Lorsqu’une maladie s’installe dans la durée, une question finit presque toujours par surgir : que se passe-t-il si un arrêt de travail devient nécessaire ? Derrière cette interrogation se cachent en réalité plusieurs sujets sensibles : le salaire en affection longue durée, le versement des indemnités journalières, la durée maximale d’indemnisation ou encore la possibilité de reprendre une activité professionnelle par la suite.

Il faut d’abord rappeler une chose essentielle : être reconnu en affection longue durée (ALD) n’entraîne pas automatiquement un arrêt maladie.
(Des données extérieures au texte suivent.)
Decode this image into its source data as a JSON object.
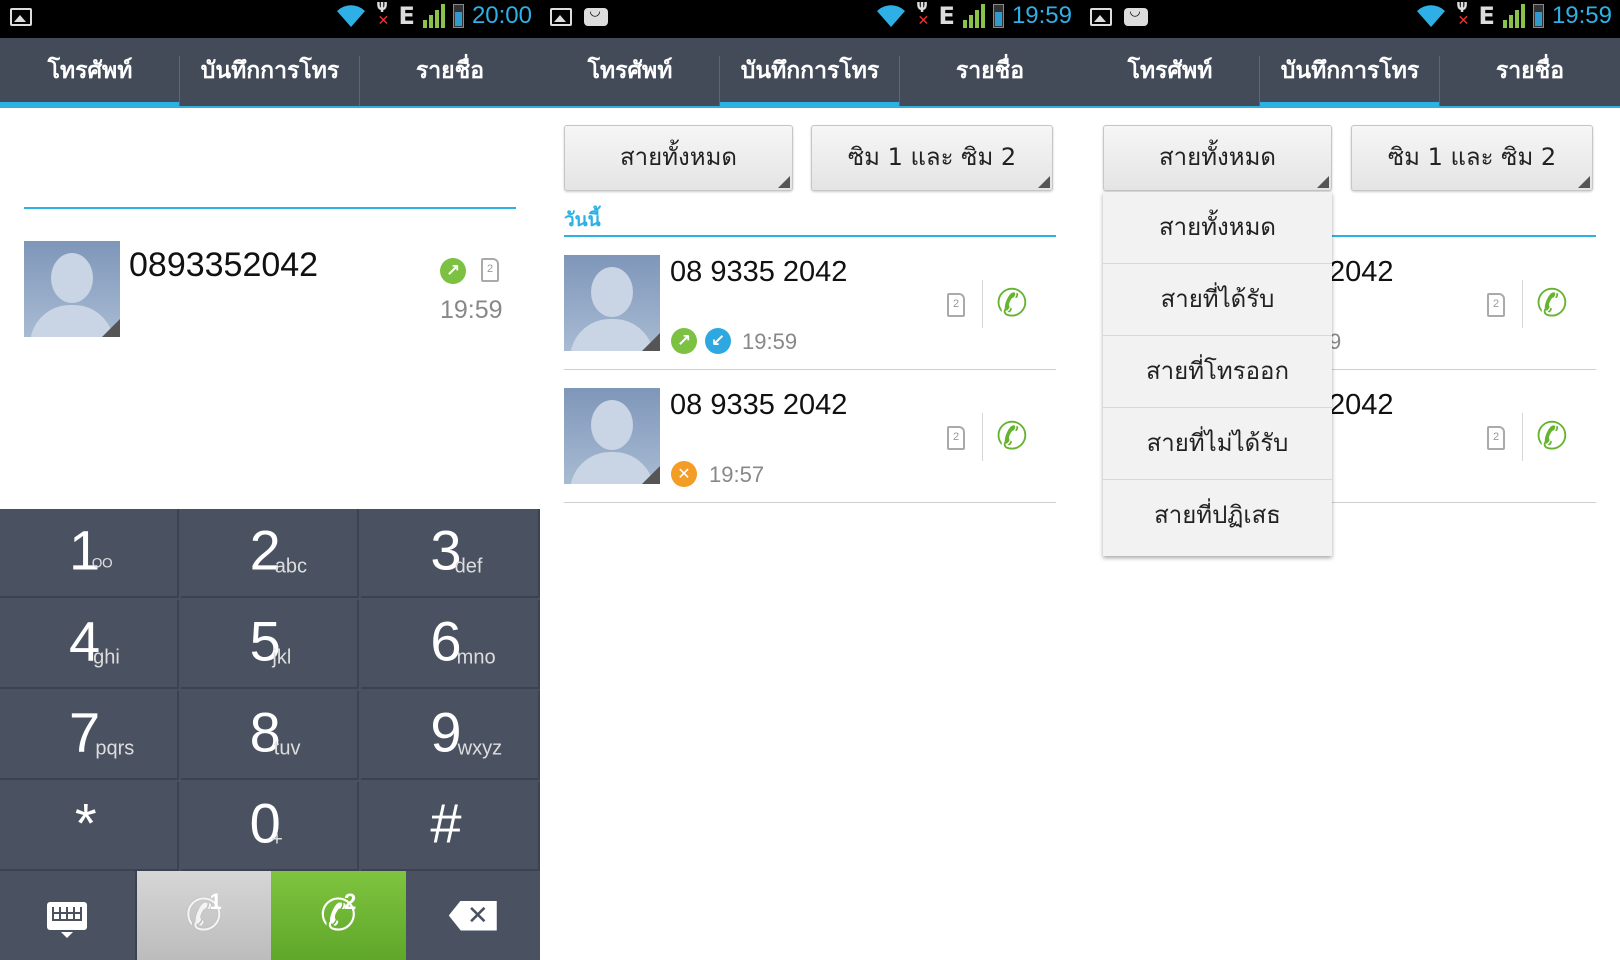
{
  "status": {
    "panel1_time": "20:00",
    "panel2_time": "19:59",
    "panel3_time": "19:59",
    "network": "E",
    "sim_indicator": "1",
    "accent_color": "#2db1e3"
  },
  "tabs": [
    "โทรศัพท์",
    "บันทึกการโทร",
    "รายชื่อ"
  ],
  "dialer": {
    "number": "0893352042",
    "last_call_time": "19:59",
    "sim_label": "2",
    "keys": [
      {
        "digit": "1",
        "letters": "ᴼᴼ"
      },
      {
        "digit": "2",
        "letters": "abc"
      },
      {
        "digit": "3",
        "letters": "def"
      },
      {
        "digit": "4",
        "letters": "ghi"
      },
      {
        "digit": "5",
        "letters": "jkl"
      },
      {
        "digit": "6",
        "letters": "mno"
      },
      {
        "digit": "7",
        "letters": "pqrs"
      },
      {
        "digit": "8",
        "letters": "tuv"
      },
      {
        "digit": "9",
        "letters": "wxyz"
      },
      {
        "digit": "*",
        "letters": ""
      },
      {
        "digit": "0",
        "letters": "+"
      },
      {
        "digit": "#",
        "letters": ""
      }
    ],
    "sim1_label": "1",
    "sim2_label": "2"
  },
  "calllog": {
    "filter_type": "สายทั้งหมด",
    "filter_sim": "ซิม 1 และ ซิม 2",
    "section": "วันนี้",
    "entries": [
      {
        "number": "08 9335 2042",
        "time": "19:59",
        "sim": "2"
      },
      {
        "number": "08 9335 2042",
        "time": "19:57",
        "sim": "2"
      }
    ],
    "partial_number": "2042",
    "partial_time": "9"
  },
  "dropdown": {
    "items": [
      "สายทั้งหมด",
      "สายที่ได้รับ",
      "สายที่โทรออก",
      "สายที่ไม่ได้รับ",
      "สายที่ปฏิเสธ"
    ]
  }
}
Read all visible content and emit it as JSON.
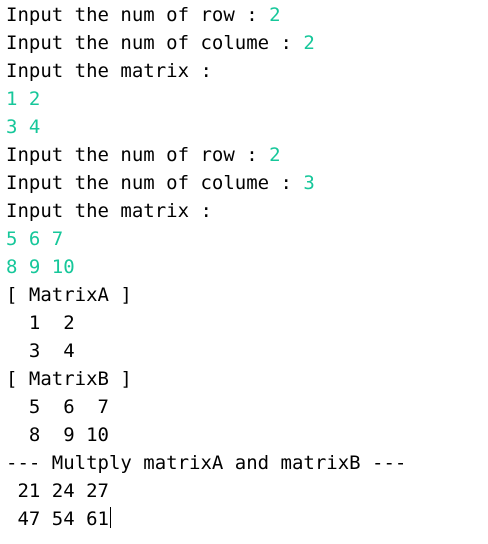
{
  "console": {
    "colors": {
      "background": "#ffffff",
      "output_text": "#000000",
      "user_input_text": "#16c79a"
    },
    "lines": [
      {
        "prompt": "Input the num of row : ",
        "input": "2"
      },
      {
        "prompt": "Input the num of colume : ",
        "input": "2"
      },
      {
        "prompt": "Input the matrix :",
        "input": ""
      },
      {
        "prompt": "",
        "input": "1 2"
      },
      {
        "prompt": "",
        "input": "3 4"
      },
      {
        "prompt": "Input the num of row : ",
        "input": "2"
      },
      {
        "prompt": "Input the num of colume : ",
        "input": "3"
      },
      {
        "prompt": "Input the matrix :",
        "input": ""
      },
      {
        "prompt": "",
        "input": "5 6 7"
      },
      {
        "prompt": "",
        "input": "8 9 10"
      },
      {
        "prompt": "[ MatrixA ]",
        "input": ""
      },
      {
        "prompt": "  1  2",
        "input": ""
      },
      {
        "prompt": "  3  4",
        "input": ""
      },
      {
        "prompt": "[ MatrixB ]",
        "input": ""
      },
      {
        "prompt": "  5  6  7",
        "input": ""
      },
      {
        "prompt": "  8  9 10",
        "input": ""
      },
      {
        "prompt": "--- Multply matrixA and matrixB ---",
        "input": ""
      },
      {
        "prompt": " 21 24 27",
        "input": ""
      },
      {
        "prompt": " 47 54 61",
        "input": ""
      }
    ]
  }
}
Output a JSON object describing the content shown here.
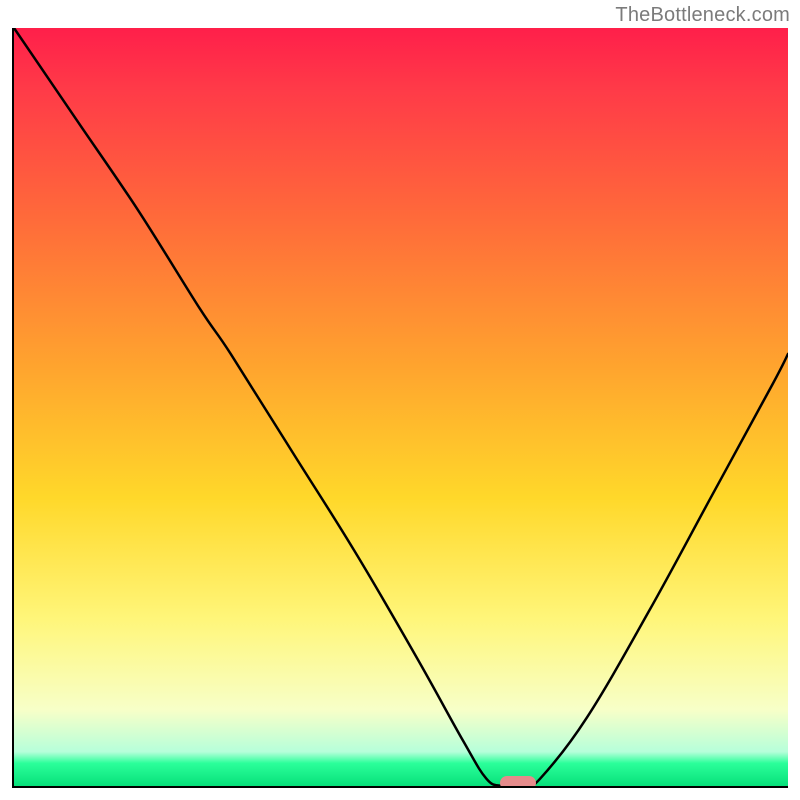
{
  "attribution": "TheBottleneck.com",
  "colors": {
    "gradient_top": "#ff1f4a",
    "gradient_mid1": "#ff6a3a",
    "gradient_mid2": "#ffd82a",
    "gradient_low": "#f7ffc8",
    "gradient_bottom": "#07e07a",
    "curve": "#000000",
    "marker": "#e58b8b",
    "axis": "#000000",
    "attribution_text": "#7b7b7b"
  },
  "chart_data": {
    "type": "line",
    "title": "",
    "xlabel": "",
    "ylabel": "",
    "xlim": [
      0,
      100
    ],
    "ylim": [
      0,
      100
    ],
    "grid": false,
    "legend": false,
    "series": [
      {
        "name": "bottleneck-curve",
        "x": [
          0,
          8,
          16,
          24,
          28,
          36,
          44,
          52,
          58,
          61,
          63,
          66,
          68,
          74,
          82,
          90,
          98,
          100
        ],
        "y": [
          100,
          88,
          76,
          63,
          57,
          44,
          31,
          17,
          6,
          1,
          0,
          0,
          1,
          9,
          23,
          38,
          53,
          57
        ]
      }
    ],
    "marker": {
      "x": 65,
      "y": 0.7,
      "shape": "pill"
    },
    "background": {
      "type": "vertical-gradient",
      "stops": [
        {
          "pos": 0,
          "color": "#ff1f4a"
        },
        {
          "pos": 0.25,
          "color": "#ff6a3a"
        },
        {
          "pos": 0.62,
          "color": "#ffd82a"
        },
        {
          "pos": 0.9,
          "color": "#f7ffc8"
        },
        {
          "pos": 1.0,
          "color": "#07e07a"
        }
      ]
    }
  }
}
Une personne peut parfaitement être en ALD tout en continuant à travailler normalement. En revanche, lorsque l’état de santé se dégrade ou que le traitement devient trop lourd, un arrêt de travail peut être prescrit.

Cette situation concerne de nombreux Français. Selon l’Assurance maladie, plusieurs millions d’assurés sont aujourd’hui reconnus en affection longue durée, notamment pour des pathologies comme le cancer, le diabète, les maladies cardiovasculaires ou certaines maladies psychiatriques. À elles seules, les ALD représentent une part majeure des dépenses de santé remboursées par l’Assurance maladie, signe du poids considérable de ces pathologies dans le quotidien des patients.
Source : Assurance Maladie – ameli.fr

Selon la situation, plusieurs mécanismes peuvent alors entrer en jeu :

  • les indemnités journalières versées par la CPAM,
  • un éventuel maintien de salaire par l’employeur,
  • la prévoyance collective,
  • le temps partiel thérapeutique lors de la reprise,
  • voire, dans certains cas, une mise en invalidité.
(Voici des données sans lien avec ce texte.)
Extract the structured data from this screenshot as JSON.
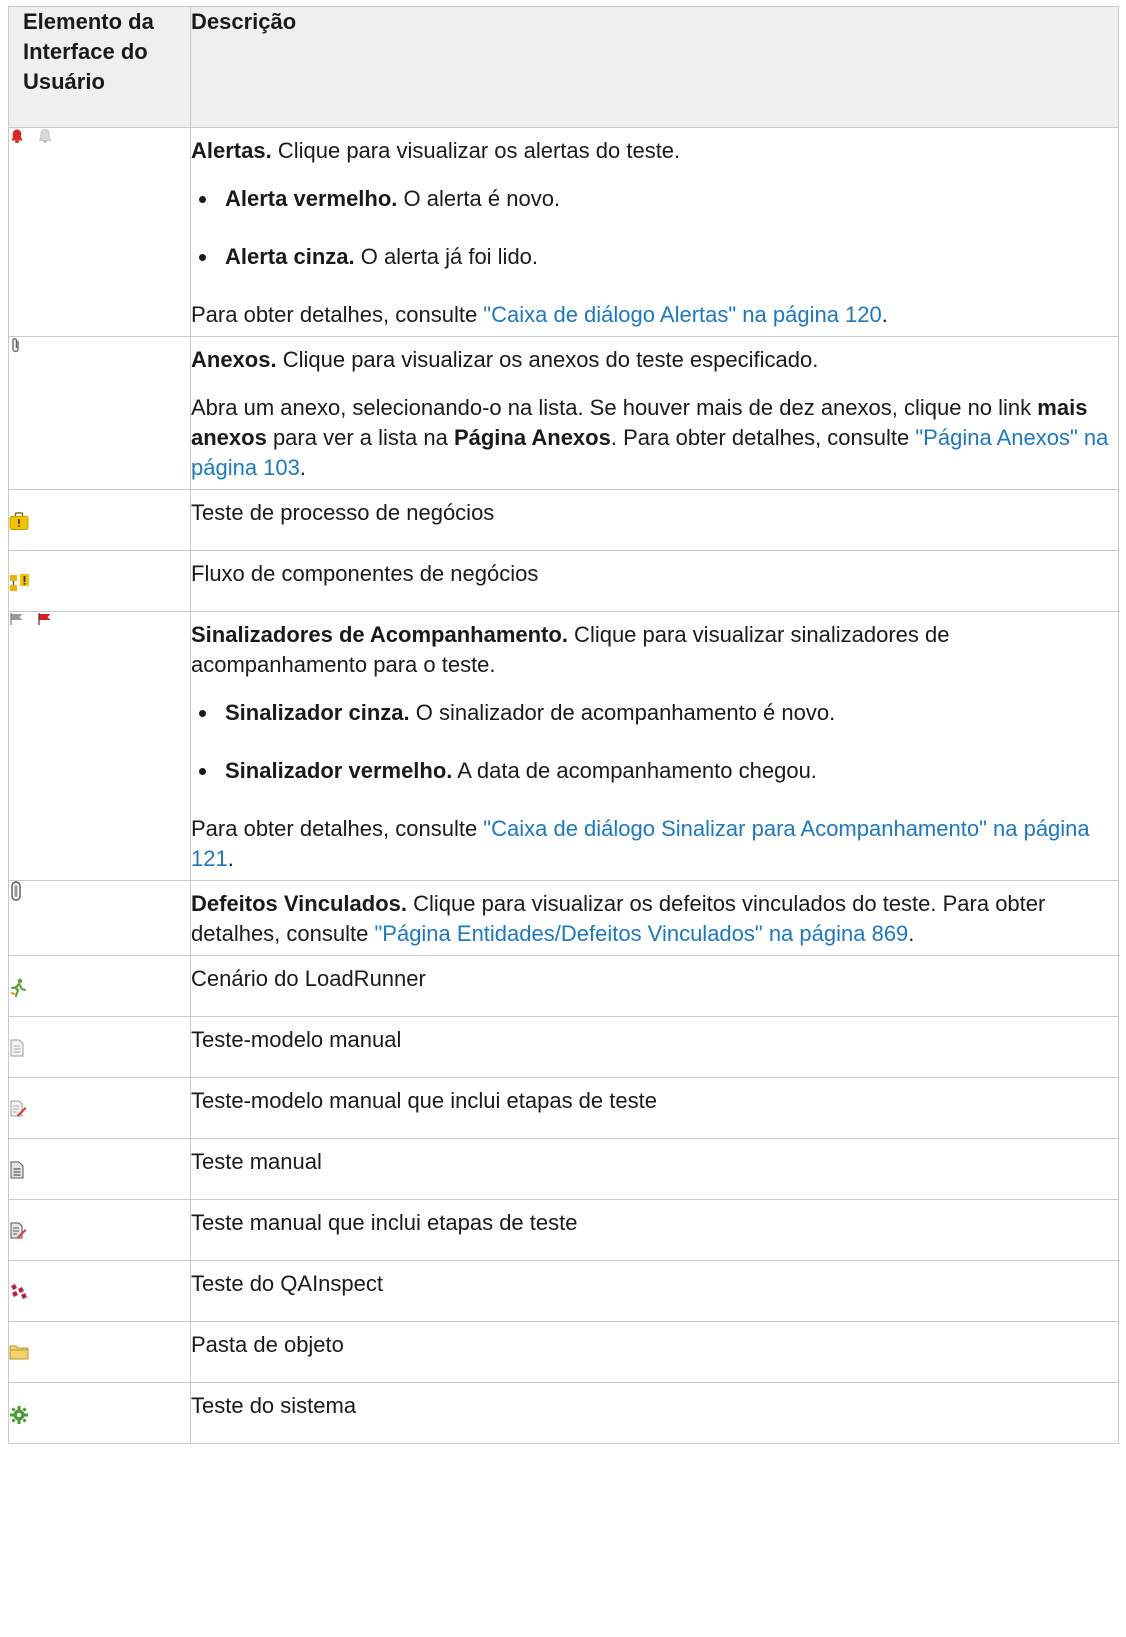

Le sujet est parfois complexe, d’autant qu’il existe des différences selon qu’il s’agit d’une affection longue durée 30, d’une affection longue durée non exonérante ou d’un statut particulier dans la fonction publique.

Pour mieux comprendre le fonctionnement général du dispositif, il est possible de consulter notre guide consacré aux affections longue durée 30 ainsi que notre article détaillé sur l’affection longue durée non exonérante, qui expliquent les différences de prise en charge et les droits associés.

Dans cet article, nous allons voir comment fonctionne l’arrêt maladie en affection longue durée, combien il est possible de percevoir, pendant combien de temps et quelles solutions existent pour envisager la suite plus sereinement.

 

Peut-on être en arrêt maladie en affection longue durée ?

La réponse est simple : oui, une affection longue durée peut entraîner un arrêt maladie, parfois de quelques semaines, parfois de plusieurs mois, et dans certaines situations beaucoup plus longtemps.

Tout dépend en réalité de la pathologie, de son évolution et de son impact sur la capacité à travailler.

Certaines affections longue durée peuvent rendre l’activité professionnelle temporairement impossible. C’est souvent le cas :

  • pendant des traitements lourds (chimiothérapie, radiothérapie, immunothérapie),
  • lors de poussées inflammatoires importantes,
  • en cas de fatigue chronique sévère,
  • lorsque la maladie provoque des douleurs invalidantes,
  • ou lorsque l’état psychique rend la poursuite du travail difficile.

Les maladies psychiatriques de longue durée, les cancers, certaines maladies neurologiques ou encore des pathologies auto-immunes peuvent ainsi conduire à des arrêts de travail parfois prolongés.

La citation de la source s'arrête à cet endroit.